Mucha gente en nuestra época dice no creer en Dios, pues le parece inconcebible que un Dios que se dice bueno y todopoderoso permita tantas desgracias y sufrimientos. Otros, por su parte, sostienen que si existe o no, les da lo mismo. Viven como si Dios no existiera. No vamos a entrara ahora en el misterio del mal frente a la bondad y a la omnipotencia divinas. Podemos preguntarnos, ¿es razonable, a estas alturas de la historia, creer en Dios?
La primera lectura de la Misa de ayer está tomada del libro de la Sabiduría (cap. 13, 1-9): “a partir de la grandeza y hermosura de las cosas, se llega, por analogía, a contemplar a su Autor”. Es decir, desde el orden de las cosas de este mundo (efectos) el hombre puede elevar la mente a la contemplación de Dios (causa). Éste camino de ascensión ha sido formulado por diversos pensadores a los largo de la historia. Santo Tomás de Aquino lo expresa en una de sus más importantes obras, la Summa Theologiae: “Existe un Ser inteligente supremo que dirige todas las cosas naturales a sus respectivos fines, y a este Ser lo llamamos Dios”. ¿Cómo puede ser que este mundo se haya hecho sólo, o sea fruto del azar? ¿Acaso no existe una inteligencia ordenadora que disponga las cosas de este mundo?

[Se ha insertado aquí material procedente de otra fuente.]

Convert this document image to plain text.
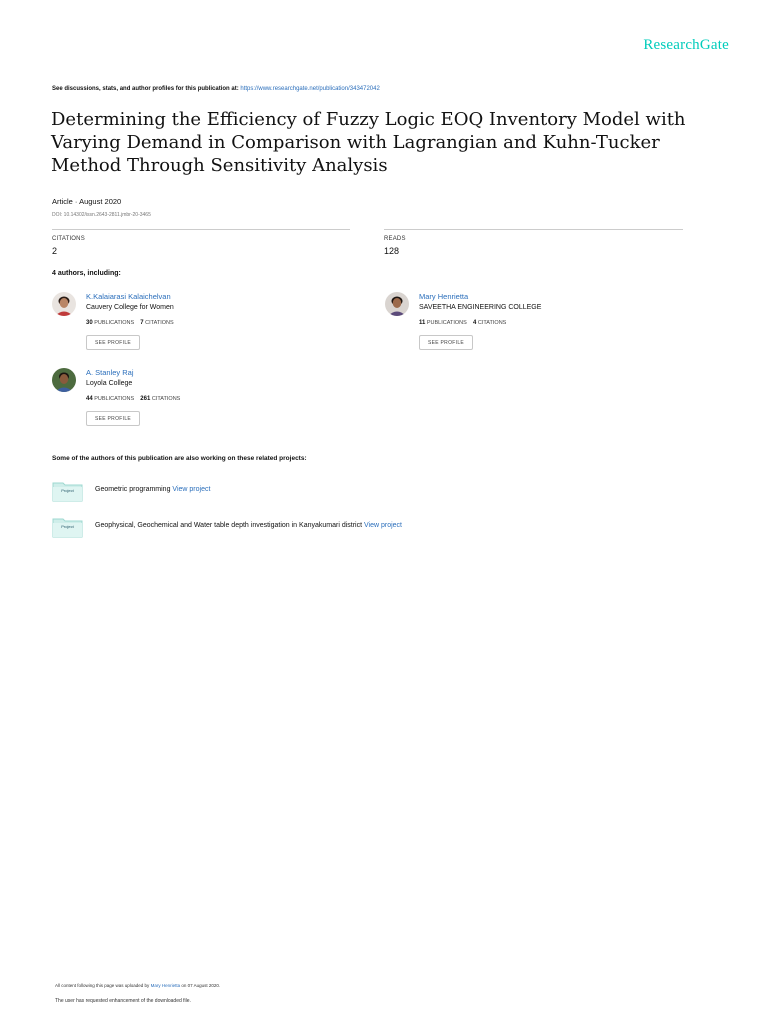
ResearchGate
See discussions, stats, and author profiles for this publication at: https://www.researchgate.net/publication/343472042
Determining the Efficiency of Fuzzy Logic EOQ Inventory Model with Varying Demand in Comparison with Lagrangian and Kuhn-Tucker Method Through Sensitivity Analysis
Article · August 2020
DOI: 10.14302/issn.2643-2811.jmbr-20-3465
CITATIONS
2
READS
128
4 authors, including:
K.Kalaiarasi Kalaichelvan
Cauvery College for Women
30 PUBLICATIONS 7 CITATIONS
SEE PROFILE
Mary Henrietta
SAVEETHA ENGINEERING COLLEGE
11 PUBLICATIONS 4 CITATIONS
SEE PROFILE
A. Stanley Raj
Loyola College
44 PUBLICATIONS 261 CITATIONS
SEE PROFILE
Some of the authors of this publication are also working on these related projects:
Project	Geometric programming View project
Project	Geophysical, Geochemical and Water table depth investigation in Kanyakumari district View project
All content following this page was uploaded by Mary Henrietta on 07 August 2020.
The user has requested enhancement of the downloaded file.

Quizás alguna vez, en conversaciones, hemos planteado esta argumentación, y nos la han “desmontado”. Lo que nos parece tan claro, a otros les resulta absurdo. ¿Qué hay detrás de esta frustración? Ciertamente, el hombre con su inteligencia es capaz de Dios. Pero, ¿por qué no todos necesariamente lleguen a Él? La misma lectura nos da la respuesta: “como viven ocupándose de sus obras, las investigan y se dejan seducir por lo que ven”. Dejarse seducir por las cosas. Cuando, absorbidos por las realidades del mundo, nos olvidamos del Señor del mundo, la inteligencia no piensa con claridad. Y sucede, como el mismo libro de la Sabiduría lo expresa: “Si han sido capaces de adquirir tanta ciencia para escrutar el curso del mundo entero, ¿cómo no encontraron más rápidamente al Señor de todo?”. Estas últimas palabras reflejan la situación del mundo actual. Hemos alcanzado unos altísimos niveles de desarrollo científico y tecnológico con una inteligencia que avanza a pasos agigantados, pero en el conocimiento de Dios y sus misterios no adelantamos.
Nuestra tarea tiene una doble dimensión. Por un lado, el estudio del Catecismo para dar, como dice S. Pedro, “razones de nuestra esperanza”. Por otro, el apostolado dirigido hacia aquellos que no creen, evitando la discusión, argumentando con sentido, y siempre con caridad. Los razonamientos, sin un trato de amistad, carecen de fuerza.